As a group, women college students earn higher grades and participate more actively on campuses than the guys. Lots of other research shows this. Yet employers tend to fall over the graduates with the Y chromosome.
That’s exactly the question that Hannah Seligson, a 20something asked when she embarked on writing a book, New Girl on the Job: Advice from the Trenches.
Seligson, who wrote about her post-college job odyssey in a story in The New York Times yesterday, concludes that the experience young women face in the working world can be blamed partly on sexism. Yet she also believes that young women don’t do as good a job as the men in cultivating real world skills that will get them promotions and raises.
Reading the story reminded me of my own experience when I graduated from the University of Missouri. I had never experienced sexism at Mizzou and I certainly hadn’t at my all-girls’ high school.

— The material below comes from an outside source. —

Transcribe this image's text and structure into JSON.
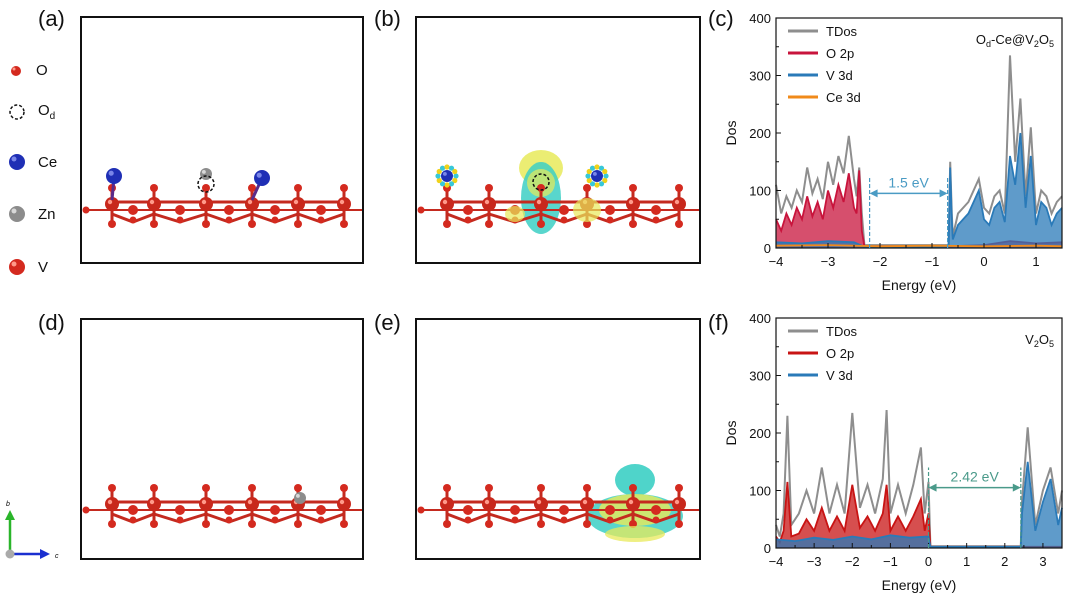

I was hardly prepared then for what I encountered at the newsroom of the Memphis Press-Scimitar (now defunct) just a couple of weeks after graduating from college. While several young new hires arrived with me, I was the sole woman.
Consequently, I was the only new reporter who was expected to write the newspaper’s obituaries. When the weeks went by and none of the other new reporters were assigned to this task — the obit writer was expected to show up for work at 5:30 a.m. — I discretely started asking people why I was stuck on obits?
The answer I received was stunning: Writing obits is strictly women’s work.